Но по временам, среди ночи или перед рассветом, когда вся тюрьма затихала, — сны… призрачные видения того, что больше всего страшило его и лишало последнего мужества… — он вскакивал на ноги, расширенными глазами глядя в одну точку. Сердце его неистово колотилось, холодный пот выступал на лбу и ладонях. Электрический стул — где-то там, в тюрьме штата

— Клайд прежде читал о нем, о том, как умирают на нем люди… И он начинал ходить взад и вперед и думал, думал… если все пойдет не так, как уверяет Джефсон… если он будет осужден и в новом судебном разбирательстве откажут… тогда… Нельзя ли тогда как-нибудь вырваться из этой тюрьмы и бежать? Эти старые кирпичные стены… Какой они толщины? Может быть, все-таки можно при помощи молотка, камня, чего-нибудь, что могли бы ему принести… хотя бы брат Фрэнк, или сестра Джулия, или Ретерер, или Хегленд… если б только он мог списаться с кем-нибудь из них и уговорить их принести ему что-нибудь подходящее… Если бы добыть пилку, чтобы перепилить решетку! И потом бежать, бежать, как он должен был бежать тогда, в тех лесах…

Но как? И куда?

19

Пятнадцатое октября. Хмурые тучи и пронизывающий, почти январский ветер, который сгоняет в кучи опавшие листья, а потом внезапными порывами взметает их, и они кружатся и мечутся туда и сюда, словно летящие птицы. И, несмотря на предчувствие борьбы и трагедии, охватившее многих, несмотря на возникающий в глубине сознания призрак электрического стула, — какое-то праздничное настроение: фермеры, лесорубы, торговцы сотнями съезжаются в фордах и бьюиках — с женами, дочерьми и сыновьями, даже с младенцами на руках. Они собрались на площади задолго до открытия суда, а когда приблизился назначенный час, столпились — кто у ворот тюрьмы, в надежде хоть мельком взглянуть на Клайда, кто у ближайшего к тюрьме входа в здание суда: через эти двери должны были провести Клайда, и здесь публика могла увидеть его, а затем и пройти в зал суда. Голуби невесело бродят по карнизам и по краю крыши старинного здания.

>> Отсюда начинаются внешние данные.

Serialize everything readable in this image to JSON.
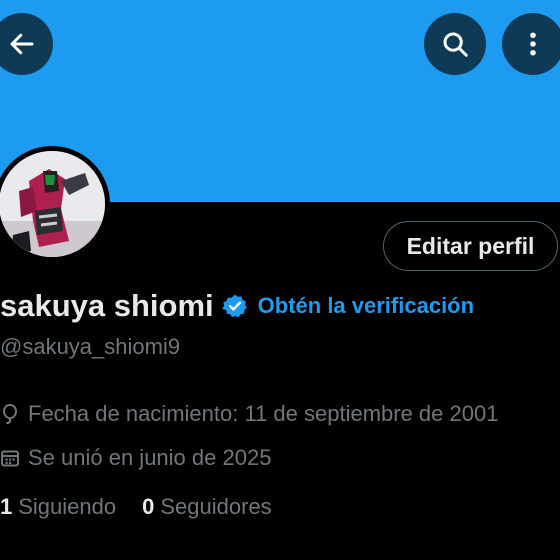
{
  "header": {
    "back_icon": "arrow-left-icon",
    "search_icon": "search-icon",
    "more_icon": "more-vertical-icon"
  },
  "colors": {
    "banner": "#1d9bf0",
    "accent": "#1d9bf0",
    "background": "#000000",
    "text_primary": "#e7e9ea",
    "text_secondary": "#71767b"
  },
  "profile": {
    "display_name": "sakuya shiomi",
    "verified_badge_icon": "verified-badge-icon",
    "verify_link": "Obtén la verificación",
    "handle": "@sakuya_shiomi9",
    "edit_button": "Editar perfil",
    "birthdate_icon": "balloon-icon",
    "birthdate": "Fecha de nacimiento: 11 de septiembre de 2001",
    "joined_icon": "calendar-icon",
    "joined": "Se unió en junio de 2025",
    "following_count": "1",
    "following_label": "Siguiendo",
    "followers_count": "0",
    "followers_label": "Seguidores"
  }
}
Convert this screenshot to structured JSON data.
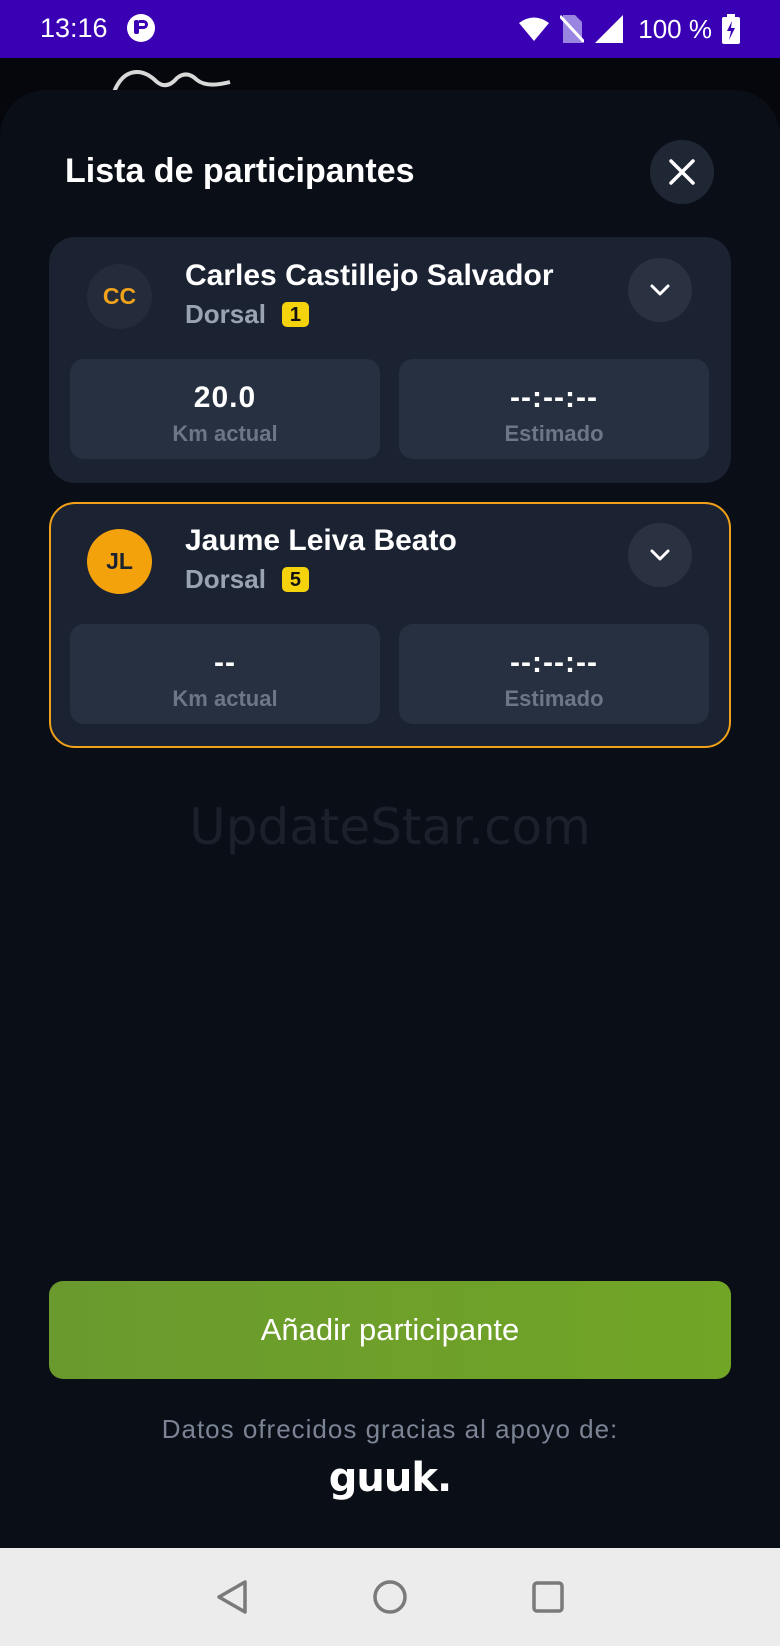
{
  "status_bar": {
    "time": "13:16",
    "battery": "100 %"
  },
  "sheet": {
    "title": "Lista de participantes",
    "close_icon": "close-icon"
  },
  "participants": [
    {
      "initials": "CC",
      "name": "Carles Castillejo Salvador",
      "dorsal_label": "Dorsal",
      "dorsal": "1",
      "km_value": "20.0",
      "km_label": "Km actual",
      "estimate_value": "--:--:--",
      "estimate_label": "Estimado",
      "highlighted": false
    },
    {
      "initials": "JL",
      "name": "Jaume Leiva Beato",
      "dorsal_label": "Dorsal",
      "dorsal": "5",
      "km_value": "--",
      "km_label": "Km actual",
      "estimate_value": "--:--:--",
      "estimate_label": "Estimado",
      "highlighted": true
    }
  ],
  "watermark": "UpdateStar.com",
  "actions": {
    "add_label": "Añadir participante"
  },
  "footer": {
    "sponsor_text": "Datos ofrecidos gracias al apoyo de:",
    "sponsor_logo": "guuk."
  },
  "colors": {
    "status_bar": "#3a00b4",
    "sheet": "#0a0e17",
    "card": "#1b2333",
    "accent": "#f0a019",
    "badge": "#f4d20c",
    "button": "#6a9a2e"
  }
}
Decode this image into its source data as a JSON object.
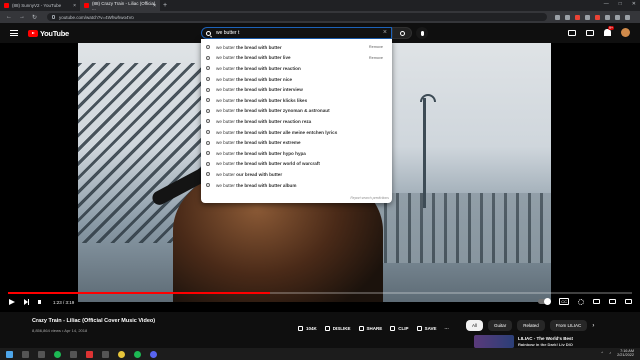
{
  "browser": {
    "tabs": [
      {
        "title": "(88) SunnyV2 - YouTube",
        "active": false
      },
      {
        "title": "(88) Crazy Train - Liliac (Official ...",
        "active": true
      }
    ],
    "new_tab": "+",
    "url": "youtube.com/watch?v=4Whwhwo4Vo"
  },
  "masthead": {
    "logo_text": "YouTube",
    "search_value": "we butter t",
    "notification_count": "9+"
  },
  "suggestions": [
    {
      "typed": "we butter",
      "rest": " the bread with butter",
      "history": true,
      "remove": "Remove"
    },
    {
      "typed": "we butter",
      "rest": " the bread with butter live",
      "history": true,
      "remove": "Remove"
    },
    {
      "typed": "we butter",
      "rest": " the bread with butter reaction",
      "history": false
    },
    {
      "typed": "we butter",
      "rest": " the bread with butter nice",
      "history": false
    },
    {
      "typed": "we butter",
      "rest": " the bread with butter interview",
      "history": false
    },
    {
      "typed": "we butter",
      "rest": " the bread with butter klicks likes",
      "history": false
    },
    {
      "typed": "we butter",
      "rest": " the bread with butter zynoman & astronaut",
      "history": false
    },
    {
      "typed": "we butter",
      "rest": " the bread with butter reaction reza",
      "history": false
    },
    {
      "typed": "we butter",
      "rest": " the bread with butter alle meine entchen lyrics",
      "history": false
    },
    {
      "typed": "we butter",
      "rest": " the bread with butter extreme",
      "history": false
    },
    {
      "typed": "we butter",
      "rest": " the bread with butter hypo hypa",
      "history": false
    },
    {
      "typed": "we butter",
      "rest": " the bread with butter world of warcraft",
      "history": false
    },
    {
      "typed": "we butter",
      "rest": " our bread with butter",
      "history": false
    },
    {
      "typed": "we butter",
      "rest": " the bread with butter album",
      "history": false
    }
  ],
  "report_text": "Report search predictions",
  "player": {
    "time": "1:23 / 3:19",
    "progress_fraction": 0.42
  },
  "video": {
    "title": "Crazy Train - Liliac (Official Cover Music Video)",
    "meta": "8,856,864 views • Apr 14, 2018",
    "actions": {
      "like": "104K",
      "dislike": "DISLIKE",
      "share": "SHARE",
      "clip": "CLIP",
      "save": "SAVE"
    }
  },
  "chips": [
    "All",
    "Guitar",
    "Related",
    "From LILIAC"
  ],
  "chip_next": "›",
  "related": {
    "title": "LILIAC - The World's Best",
    "subtitle": "Rainbow in the Dark! Liv DIO"
  },
  "taskbar": {
    "time": "7:16 AM",
    "date": "2/21/2022"
  }
}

Мейсона окружают его приближенные — Бэртон Бэрлей, Эрл Ньюком, Зилла Саундерс и молодой, недавно окончивший курс обучения юрист по фамилии Мэниго: они помогают ему приводить в порядок материалы следствия и давать наставления и инструкции различным свидетелям, уже собравшимся в приемной прокурора, чье имя стало в эти дни известно всей стране. А на улице, около суда, крики разносчиков: «Вот орехи!», «Сосиски! Горячие сосиски!», «Покупайте историю Клайда Грифитса со всеми письмами Роберты Олден! Только двадцать пять центов!» (Один приятель Бэртона Бэрлея выкрал копии писем Роберты из канцелярии Мейсона и продал их издателю бульварных романов в Бингхэмптоне, а тот немедленно выпустил их отдельной брошюркой вместе с описанием «страшного преступления» и с портретами Роберты и Клайда).

А в это время в тюремной приемной сидят Элвин Белнеп и Рубен Джефсон и с ними Клайд, облаченный в тот самый костюм, который он пытался навсегда схоронить в водах Двенадцатого озера. При этом на Клайде новый галстук, новая сорочка и новые башмаки, — все для того, чтобы он предстал на суде в своем лучшем виде, таким, каким он был в Ликурге. Рядом Джефсон — длинный и тощий и, по обыкновению, одетый кое-как, но с той железной силой, сквозящей в каждой черточке лица, в каждом движении, в каждом взгляде, которая всегда так поражала Клайда. Белнеп наряден, как первый франт из Олбани; на него падает вся тяжесть предварительного изложения дела на суде и участия в перекрестном допросе свидетелей.

— Смотрите, ничего не пугайтесь и не подавайте виду, что нервничаете, что бы там ни стали говорить и делать на суде, слышите, Клайд? — заговорил он. — Мы будем с вами все время, с начала до конца. Вы будете сидеть между нами. Улыбайтесь или делайте равнодушное лицо, но только не сидите с испуганным видом. Однако не нужно быть и слишком развязным и веселым, а то они решат, что вы относитесь ко всему этому несерьезно. Понимаете, вы все время должны выглядеть приятным, симпатичным юношей и держаться как подобает джентльмену. И ни в коем случае не пугайтесь — это может очень повредить и вам и нам. Ведь вы не виноваты, значит, у вас нет никаких причин бояться, хотя вы, конечно, должны быть огорчены случившимся. Я уверен, что вы прекрасно все это осознали.